Comment author: billswift 10 May 2011 07:56:22AM 1 point [-]

More generally I find that I do not trust other people's explicit reasoning more than I trust their other forms of intelligence.

The big problem is that explicit reasoning is at least as often used for rationalizing pre-existing beliefs as for developing correct (or at least, more correct) beliefs. This is also something to watch for carefully in your own thinking. Beware when your explicit reasoning tells you something you want to hear.

Comment author: lukstafi 08 May 2011 12:54:08AM 1 point [-]

In my previous comment, I've been concerned with contrasting the function of moralization, as is stressed here, and the mechanism of moralization, which is ingrained very deeply to the effect that without enough praise children develop dysfunctionally, etc.

Comment author: wedrifid 07 May 2011 07:21:50PM 4 points [-]

And the list goes on. What other cognitive tools can significantly benefit from transferring them to explicit reasoning?

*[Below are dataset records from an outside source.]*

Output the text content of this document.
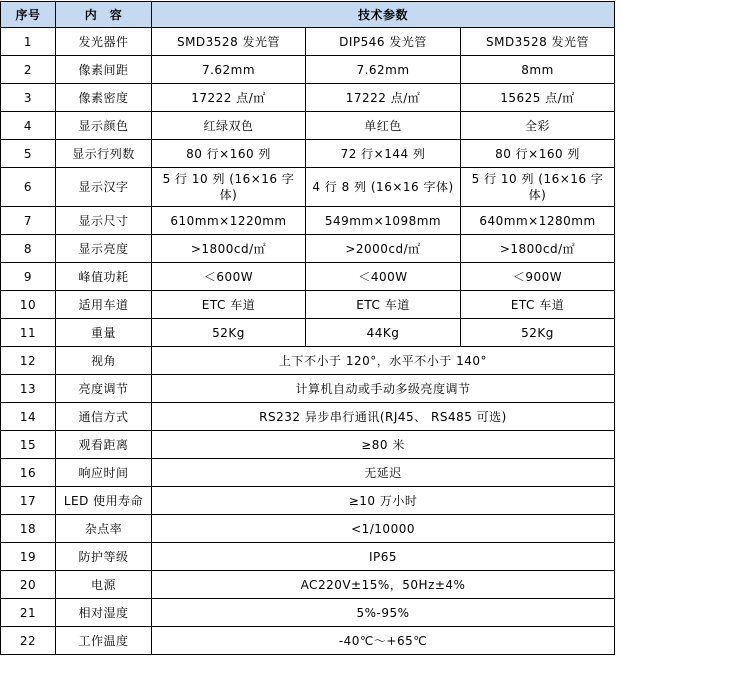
序号	内　容	技术参数		
1	发光器件	SMD3528 发光管	DIP546 发光管	SMD3528 发光管
2	像素间距	7.62mm	7.62mm	8mm
3	像素密度	17222 点/㎡	17222 点/㎡	15625 点/㎡
4	显示颜色	红绿双色	单红色	全彩
5	显示行列数	80 行×160 列	72 行×144 列	80 行×160 列
6	显示汉字	5 行 10 列 (16×16 字体)	4 行 8 列 (16×16 字体)	5 行 10 列 (16×16 字体)
7	显示尺寸	610mm×1220mm	549mm×1098mm	640mm×1280mm
8	显示亮度	>1800cd/㎡	>2000cd/㎡	>1800cd/㎡
9	峰值功耗	＜600W	＜400W	＜900W
10	适用车道	ETC 车道	ETC 车道	ETC 车道
11	重量	52Kg	44Kg	52Kg
12	视角	上下不小于 120°，水平不小于 140°		
13	亮度调节	计算机自动或手动多级亮度调节		
14	通信方式	RS232 异步串行通讯(RJ45、 RS485 可选)		
15	观看距离	≥80 米		
16	响应时间	无延迟		
17	LED 使用寿命	≥10 万小时		
18	杂点率	<1/10000		
19	防护等级	IP65		
20	电源	AC220V±15%，50Hz±4%		
21	相对湿度	5%-95%		
22	工作温度	-40℃～+65℃		
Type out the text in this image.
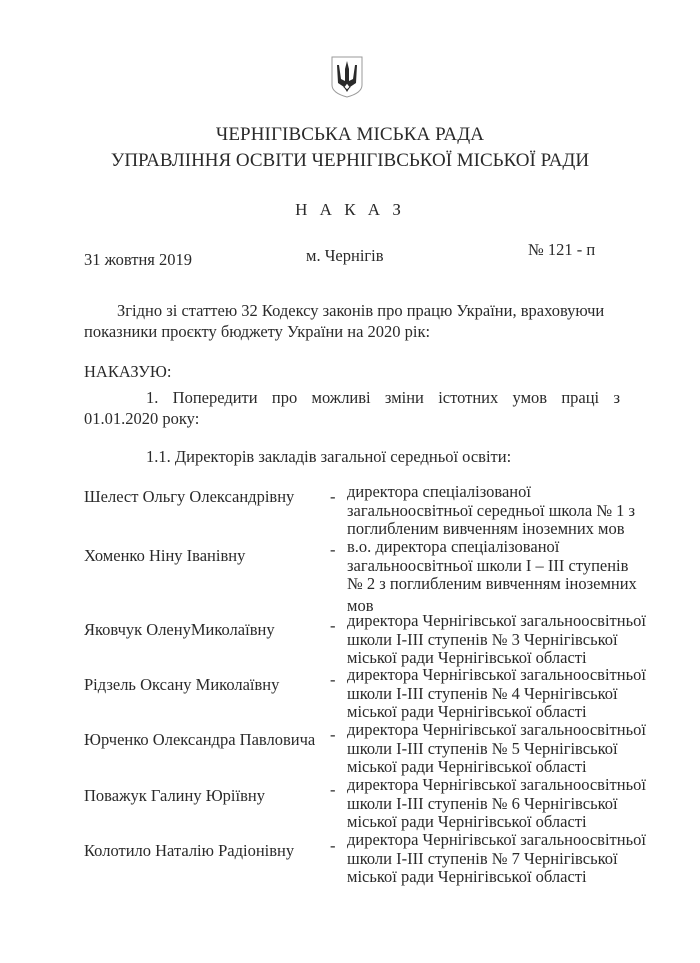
ЧЕРНІГІВСЬКА МІСЬКА РАДА
УПРАВЛІННЯ ОСВІТИ ЧЕРНІГІВСЬКОЇ МІСЬКОЇ РАДИ
Н А К А З
31 жовтня 2019	м. Чернігів	№ 121 - п
Згідно зі статтею 32 Кодексу законів про працю України, враховуючи
показники проєкту бюджету України на 2020 рік:
НАКАЗУЮ:
1. Попередити про можливі зміни істотних умов праці з
01.01.2020 року:
1.1. Директорів закладів загальної середньої освіти:
Шелест Ольгу Олександрівну - директора спеціалізованої
загальноосвітньої середньої школа № 1 з
поглибленим вивченням іноземних мов
Хоменко Ніну Іванівну	- в.о. директора спеціалізованої
загальноосвітньої школи І – ІІІ ступенів
№ 2 з поглибленим вивченням іноземних
мов
Яковчук ОленуМиколаївну	- директора Чернігівської загальноосвітньої
школи І-ІІІ ступенів № 3 Чернігівської
міської ради Чернігівської області
Рідзель Оксану Миколаївну	- директора Чернігівської загальноосвітньої
школи І-ІІІ ступенів № 4 Чернігівської
міської ради Чернігівської області
Юрченко Олександра Павловича - директора Чернігівської загальноосвітньої
школи І-ІІІ ступенів № 5 Чернігівської
міської ради Чернігівської області
Поважук Галину Юріївну	- директора Чернігівської загальноосвітньої
школи І-ІІІ ступенів № 6 Чернігівської
міської ради Чернігівської області
Колотило Наталію Радіонівну - директора Чернігівської загальноосвітньої
школи І-ІІІ ступенів № 7 Чернігівської
міської ради Чернігівської області
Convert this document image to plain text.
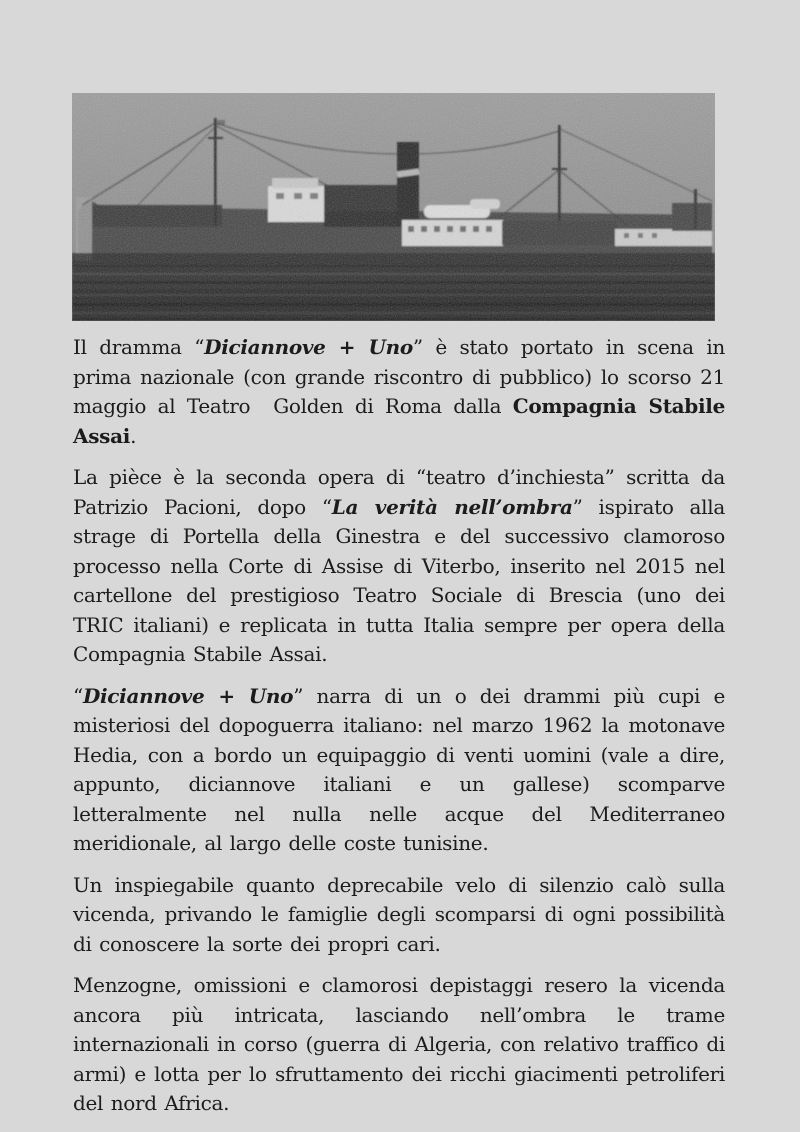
Il dramma “Diciannove + Uno” è stato portato in scena in prima nazionale (con grande riscontro di pubblico) lo scorso 21 maggio al Teatro  Golden di Roma dalla Compagnia Stabile Assai.

La pièce è la seconda opera di “teatro d’inchiesta” scritta da Patrizio Pacioni, dopo “La verità nell’ombra” ispirato alla strage di Portella della Ginestra e del successivo clamoroso processo nella Corte di Assise di Viterbo, inserito nel 2015 nel cartellone del prestigioso Teatro Sociale di Brescia (uno dei TRIC italiani) e replicata in tutta Italia sempre per opera della Compagnia Stabile Assai.

“Diciannove + Uno” narra di un o dei drammi più cupi e misteriosi del dopoguerra italiano: nel marzo 1962 la motonave Hedia, con a bordo un equipaggio di venti uomini (vale a dire, appunto, diciannove italiani e un gallese) scomparve letteralmente nel nulla nelle acque del Mediterraneo meridionale, al largo delle coste tunisine.

Un inspiegabile quanto deprecabile velo di silenzio calò sulla vicenda, privando le famiglie degli scomparsi di ogni possibilità di conoscere la sorte dei propri cari.

Menzogne, omissioni e clamorosi depistaggi resero la vicenda ancora più intricata, lasciando nell’ombra le trame internazionali in corso (guerra di Algeria, con relativo traffico di armi) e lotta per lo sfruttamento dei ricchi giacimenti petroliferi del nord Africa.
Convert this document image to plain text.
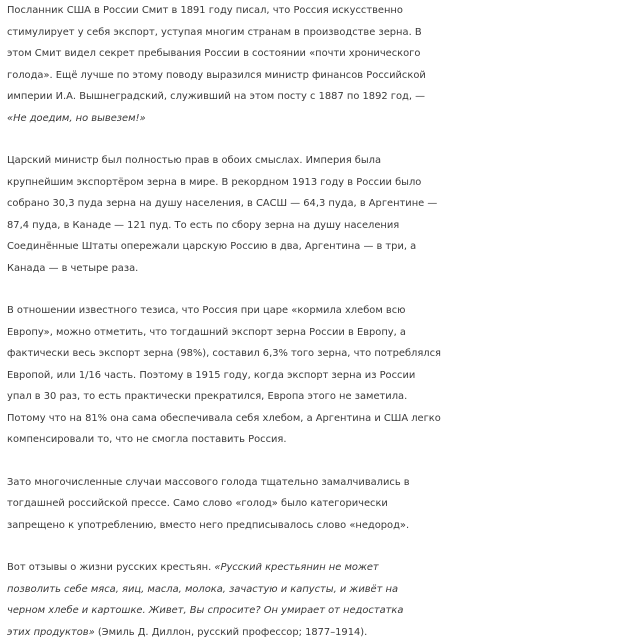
Посланник США в России Смит в 1891 году писал, что Россия искусственно
стимулирует у себя экспорт, уступая многим странам в производстве зерна. В
этом Смит видел секрет пребывания России в состоянии «почти хронического
голода». Ещё лучше по этому поводу выразился министр финансов Российской
империи И.А. Вышнеградский, служивший на этом посту с 1887 по 1892 год, —
«Не доедим, но вывезем!»

Царский министр был полностью прав в обоих смыслах. Империя была
крупнейшим экспортёром зерна в мире. В рекордном 1913 году в России было
собрано 30,3 пуда зерна на душу населения, в САСШ — 64,3 пуда, в Аргентине —
87,4 пуда, в Канаде — 121 пуд. То есть по сбору зерна на душу населения
Соединённые Штаты опережали царскую Россию в два, Аргентина — в три, а
Канада — в четыре раза.

В отношении известного тезиса, что Россия при царе «кормила хлебом всю
Европу», можно отметить, что тогдашний экспорт зерна России в Европу, а
фактически весь экспорт зерна (98%), составил 6,3% того зерна, что потреблялся
Европой, или 1/16 часть. Поэтому в 1915 году, когда экспорт зерна из России
упал в 30 раз, то есть практически прекратился, Европа этого не заметила.
Потому что на 81% она сама обеспечивала себя хлебом, а Аргентина и США легко
компенсировали то, что не смогла поставить Россия.

Зато многочисленные случаи массового голода тщательно замалчивались в
тогдашней российской прессе. Само слово «голод» было категорически
запрещено к употреблению, вместо него предписывалось слово «недород».

Вот отзывы о жизни русских крестьян. «Русский крестьянин не может
позволить себе мяса, яиц, масла, молока, зачастую и капусты, и живёт на
черном хлебе и картошке. Живет, Вы спросите? Он умирает от недостатка
этих продуктов» (Эмиль Д. Диллон, русский профессор; 1877–1914).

And the part that is most interesting is when we take the task through explicit reasoning then back out to the unconscious. Because working memory just plain sucks.

Comment author: Vladimir_Nesov 07 May 2011 07:31:40PM *  0 points [-]

Yes, explicitly developed skills are at their best when practice makes them automatic and not requiring conscious attention. But they would be different processes from the original ones, and they can be better. This is also a major topic of Eliezer's last post (which prompted me to write this one).

Comment author: wedrifid 07 May 2011 07:37:26PM 0 points [-]

It certainly overlaps.

Comment author: John_Maxwell_IV 07 May 2011 08:35:57PM *  2 points [-]

Yep, I think this is a key rationality meta-skill. See this great article, which I think would make a killer newbie introduction to Less Wrong, for more; you can save some time by starting your reading at the point where the article says "Time for a pop quiz".

Comment author: Vladimir_Nesov 07 May 2011 09:21:12PM 2 points [-]

In this post, I wanted to emphasize mostly things other than biases. We all know about biases, but there are other opportunities for improvement, potentially in every mode of human activity.